Une prise en charge fondée sur les principes de l’éducation thérapeutique

Une prise en charge fondée sur les principes de l’éducation thérapeutique
Crédit photo : Phanie

Les personnes souffrant de BPCO sont le plus souvent des « hard score smokers », ceux qui inhalent profondément la fumée, ont une consommation élevée, une forte dépendance, et très souvent de mauvaises expériences du sevrage. Ils considèrent généralement qu’il est trop tard pour arrêter et qu’ils n’en seront jamais capables. « Beaucoup se plaignent que les médecins passent d’emblée aux bronchodilatateurs et à la kinésithérapie et que concernant le tabac, ils sont simplement sommés d’arrêter, sans proposition d’aide concrète », constate le Dr Gérard Peiffer (CHR Metz-Thionville).

Négocier le sevrage

Les discours culpabilisants ou moralisateurs ne font guère avancer la prise en charge. Il est au contraire essentiel de faire preuve d’empathie dans la relation avec le fumeur, de s’intéresser à lui et pas seulement à son tabagisme, mettant en œuvre les principes de l’entretien motivationnel, pour créer l’alliance thérapeutique, avec des phrases du type, « comment avez-vous commencé, que pensez-vous faire maintenant que le diagnostic de BPCO est posé, comment envisagez-vous votre arrêt, quel est votre niveau de confiance dans le sevrage, etc. ».

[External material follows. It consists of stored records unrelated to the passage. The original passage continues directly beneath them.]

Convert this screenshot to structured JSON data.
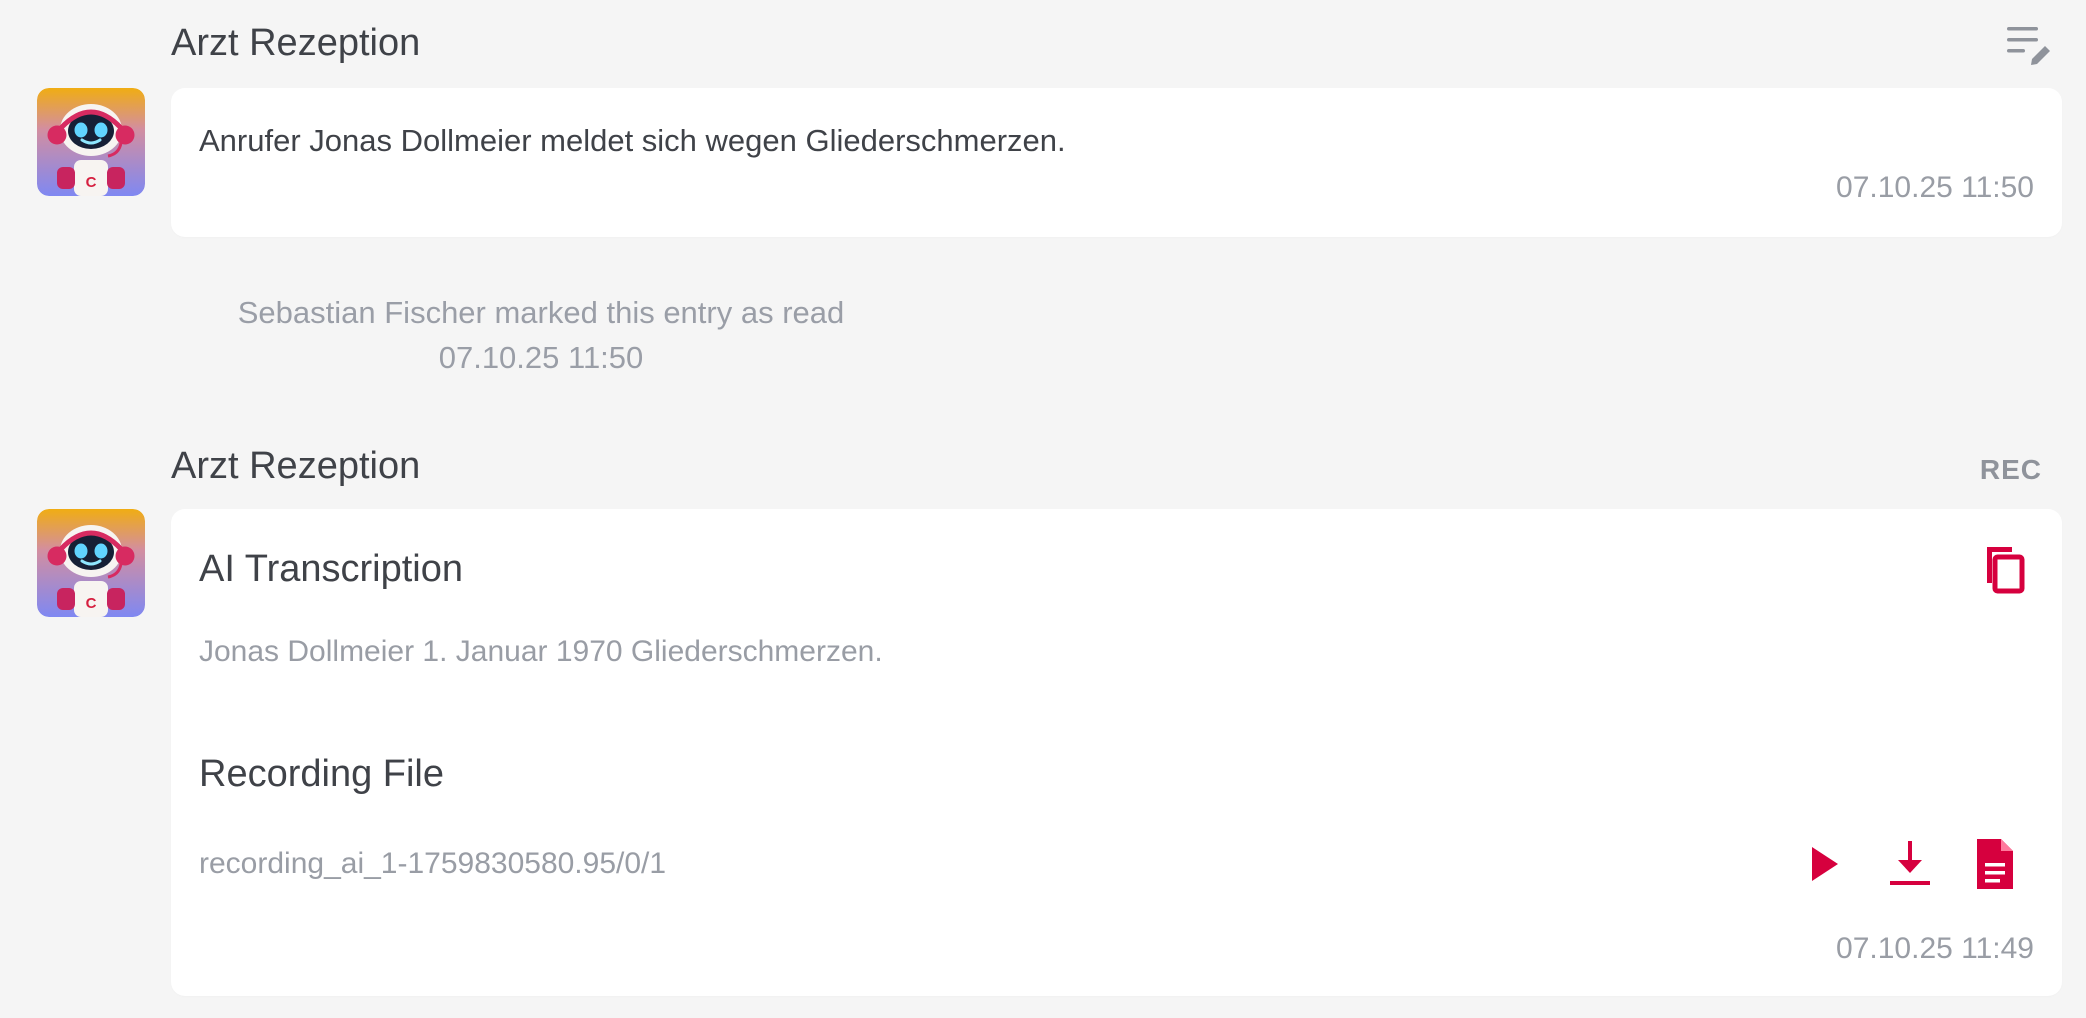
{
  "messages": [
    {
      "sender": "Arzt Rezeption",
      "text": "Anrufer Jonas Dollmeier meldet sich wegen Gliederschmerzen.",
      "timestamp": "07.10.25 11:50"
    },
    {
      "sender": "Arzt Rezeption",
      "tag": "REC",
      "transcription": {
        "title": "AI Transcription",
        "text": "Jonas Dollmeier 1. Januar 1970 Gliederschmerzen."
      },
      "recording": {
        "title": "Recording File",
        "filename": "recording_ai_1-1759830580.95/0/1"
      },
      "timestamp": "07.10.25 11:49"
    }
  ],
  "read_notice": {
    "text": "Sebastian Fischer marked this entry as read",
    "timestamp": "07.10.25 11:50"
  },
  "icons": {
    "header": "edit-notes-icon",
    "copy": "copy-icon",
    "play": "play-icon",
    "download": "download-icon",
    "document": "document-icon",
    "avatar": "robot-avatar-icon"
  },
  "colors": {
    "accent": "#d6003e",
    "background": "#f5f5f5",
    "card": "#ffffff",
    "muted": "#999da5"
  }
}
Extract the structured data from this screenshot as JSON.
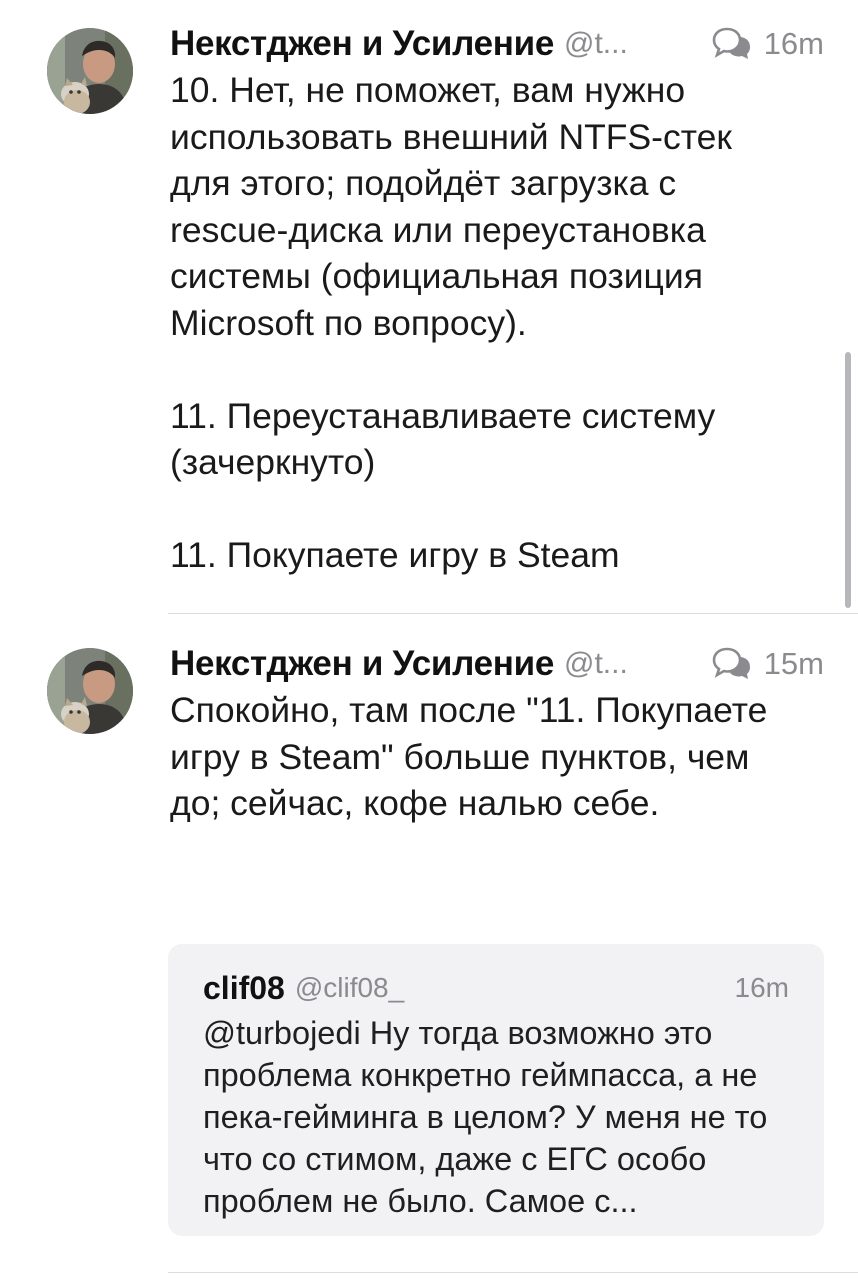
{
  "tweets": [
    {
      "author_name": "Некстджен и Усиление",
      "author_handle": "@t...",
      "time": "16m",
      "avatar_icon": "user-photo-with-cat",
      "reply_icon": "conversation-bubbles-icon",
      "text": "10. Нет, не поможет, вам нужно использовать внешний NTFS-стек для этого; подойдёт загрузка с rescue-диска или переустановка системы (официальная позиция Microsoft по вопросу).\n\n11. Переустанавливаете систему (зачеркнуто)\n\n11. Покупаете игру в Steam"
    },
    {
      "author_name": "Некстджен и Усиление",
      "author_handle": "@t...",
      "time": "15m",
      "avatar_icon": "user-photo-with-cat",
      "reply_icon": "conversation-bubbles-icon",
      "text": "Спокойно, там после \"11. Покупаете игру в Steam\" больше пунктов, чем до; сейчас, кофе налью себе.",
      "quoted": {
        "author_name": "clif08",
        "author_handle": "@clif08_",
        "time": "16m",
        "text": "@turbojedi Ну тогда возможно это проблема конкретно геймпасса, а не пека-гейминга в целом? У меня не то что со стимом, даже с ЕГС особо проблем не было. Самое с..."
      }
    }
  ],
  "colors": {
    "text": "#1a1a1a",
    "secondary": "#8b8b8f",
    "divider": "#dcdcdf",
    "quote_background": "#f2f2f4"
  }
}
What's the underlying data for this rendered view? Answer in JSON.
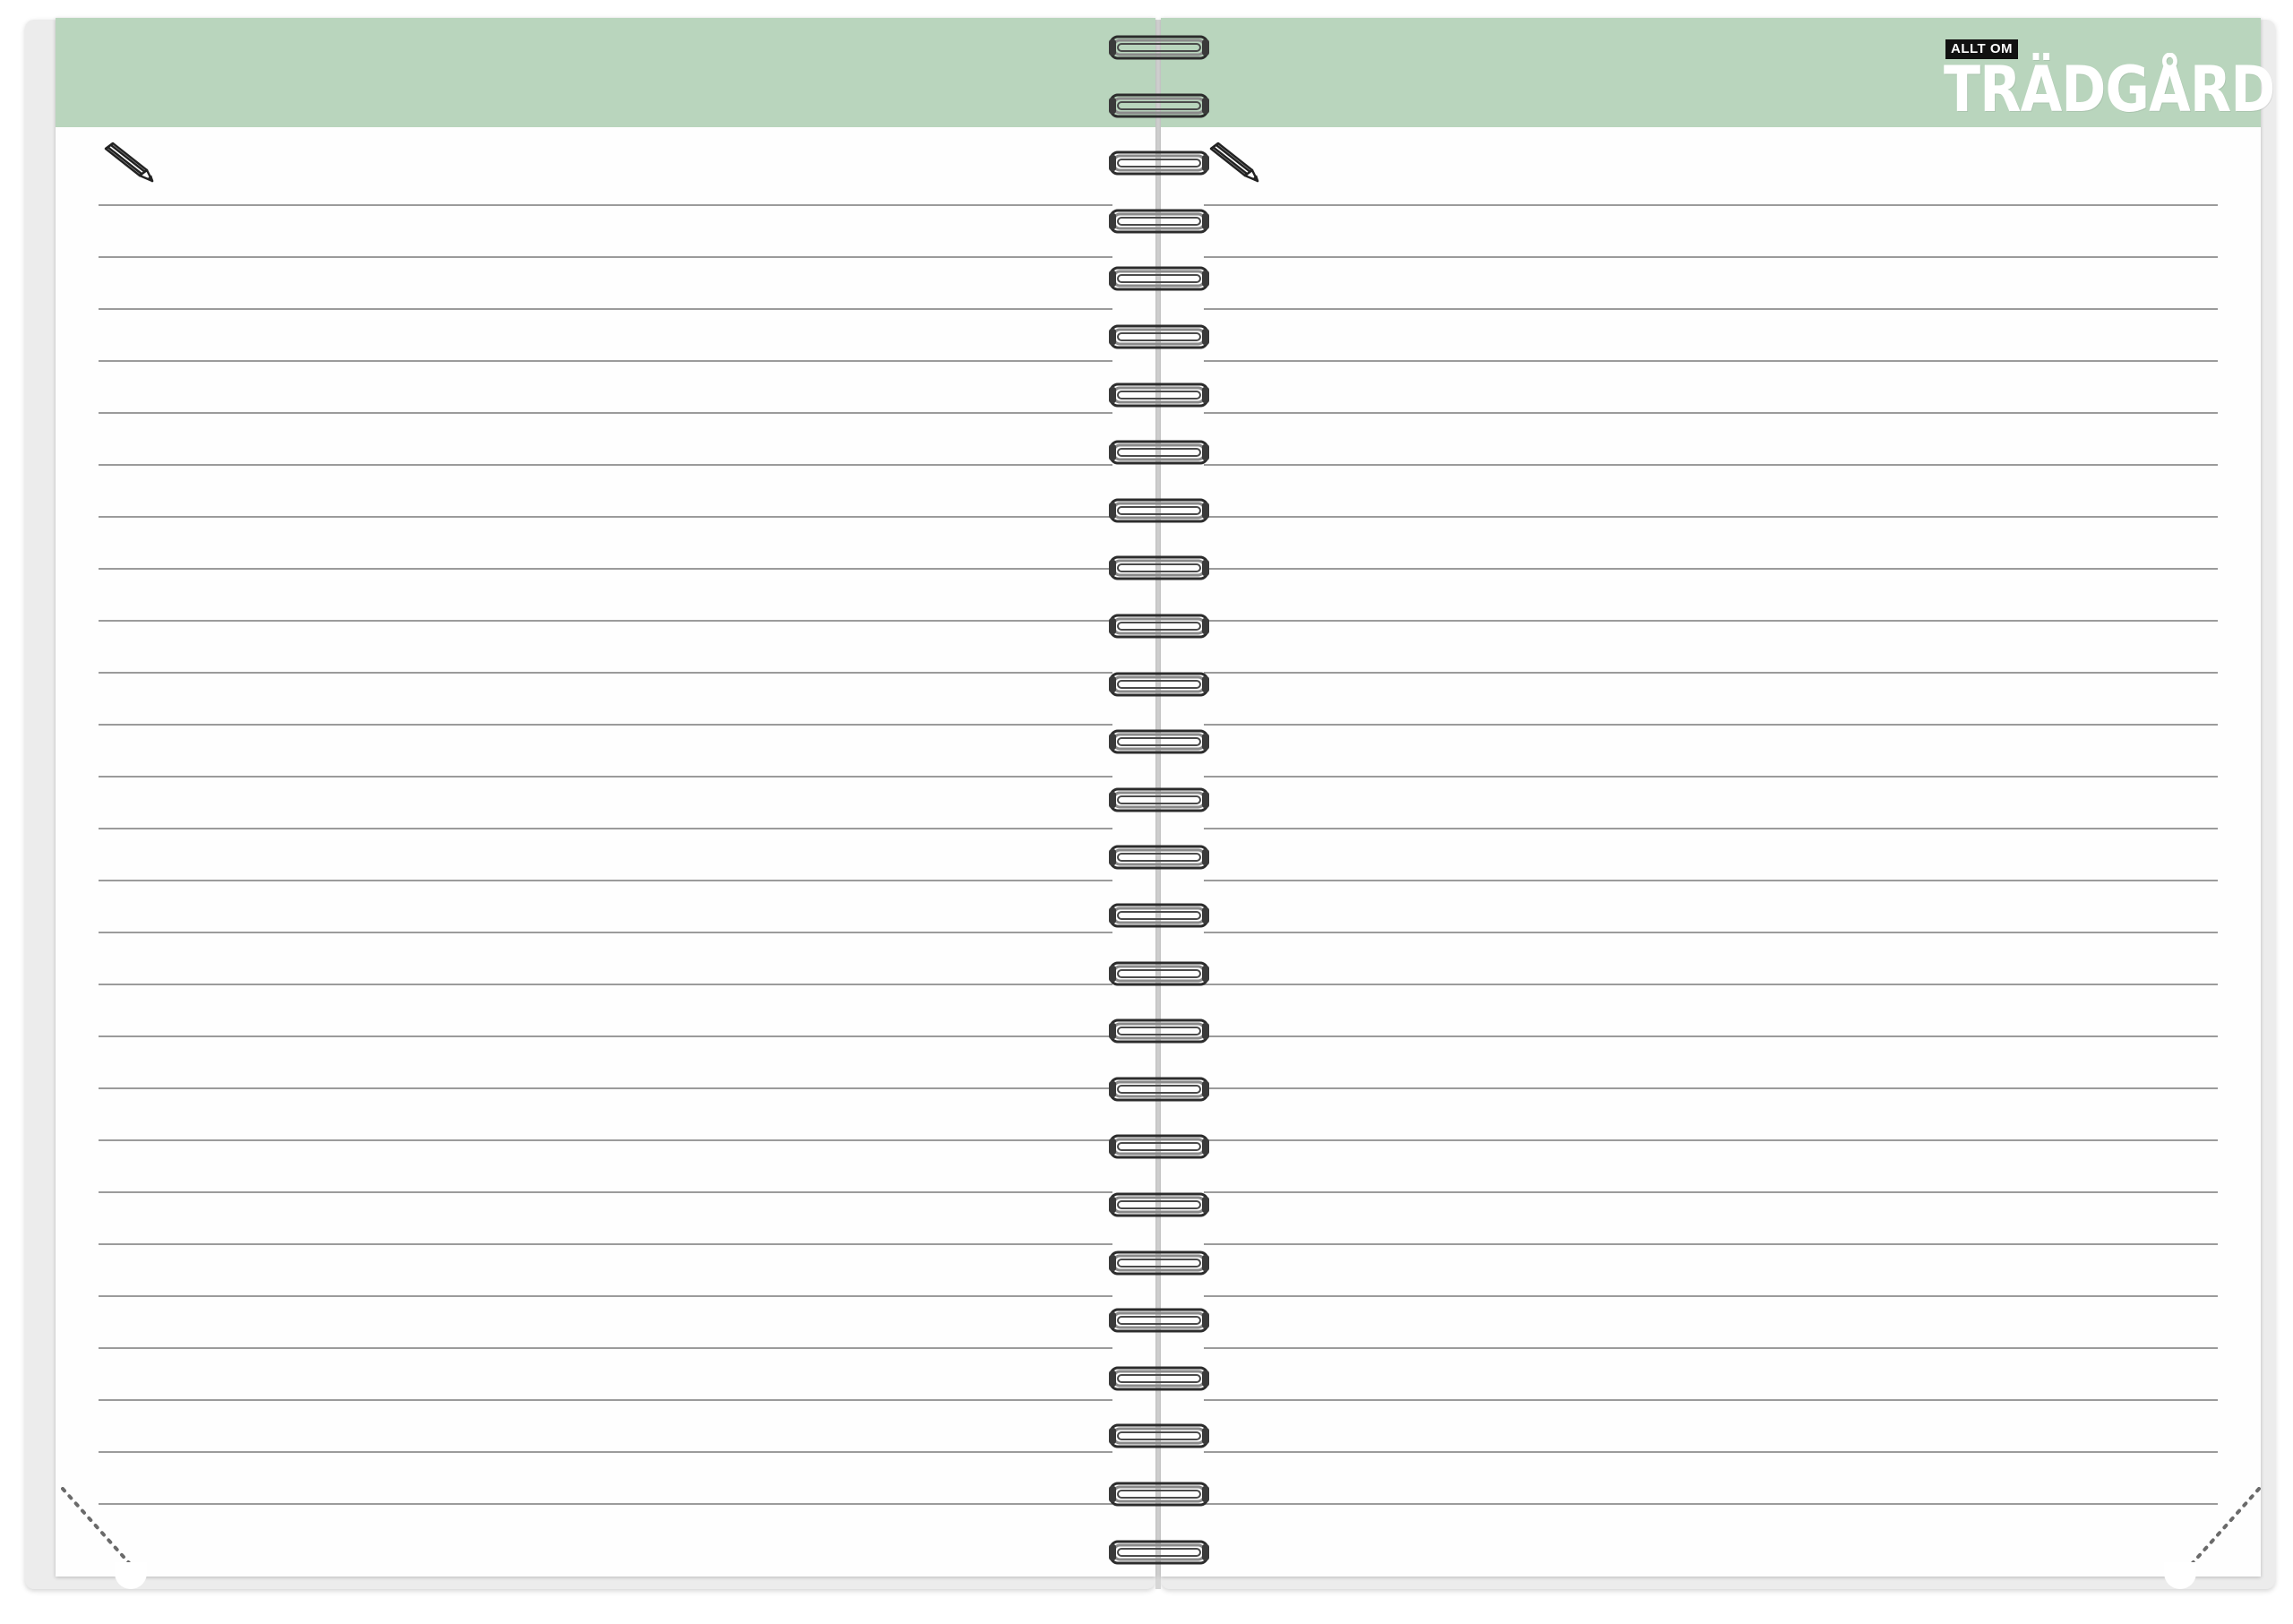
{
  "notebook": {
    "accent_color": "#b9d5bd",
    "rule_color": "#9b9b9b",
    "spiral_color": "#8a8a8a",
    "left_page": {
      "icon": "pencil-icon",
      "rule_count": 26
    },
    "right_page": {
      "icon": "pencil-icon",
      "rule_count": 26,
      "logo": {
        "small_text": "ALLT OM",
        "big_text": "TRÄDGÅRD"
      }
    },
    "spiral_ring_count": 27
  }
}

Il faut tenir compte de son expérience lors de tentatives antérieures et ne pas chercher à lui imposer un médicament ou des substituts nicotiniques s’il les refuse. S’il n’est pas prêt à arrêter d’emblée, on peut proposer une stratégie de réduction aidée de la consommation, c’est-à-dire une diminution réelle validée à chaque consultation par la réduction du taux de CO expiré. On co-construit le projet thérapeutique avec le patient, selon les principes de l’éducation thérapeutique. On l’interrogera sur ce qu’il sait de l’addiction à la nicotine, des différentes possibilités thérapeutiques, afin de travailler sur comment il pourrait « défumer ». « On a le temps de mieux connaître le fumeur au travers du puzzle de la dépendance, de se centrer sur ses besoins et ses souhaits et de ne pas lui opposer d’emblée un "stop au tabac" brutal », poursuit le spécialiste. On l’informera sur tous les outils qui vont aider au sevrage, que ce soit la ligne tabac infoservice (39 89), le nom des associations de patients, les applications pour les plus connectés d’entre eux sans omettre les thérapies cognitivo-comportementales ni les alternatives, comme l’acupuncture ou l’hypnose qui, même si elles ne sont pas considérées comme efficaces par la Haute Autorité de santé, ne doivent pas être écartées, si la personne le souhaite.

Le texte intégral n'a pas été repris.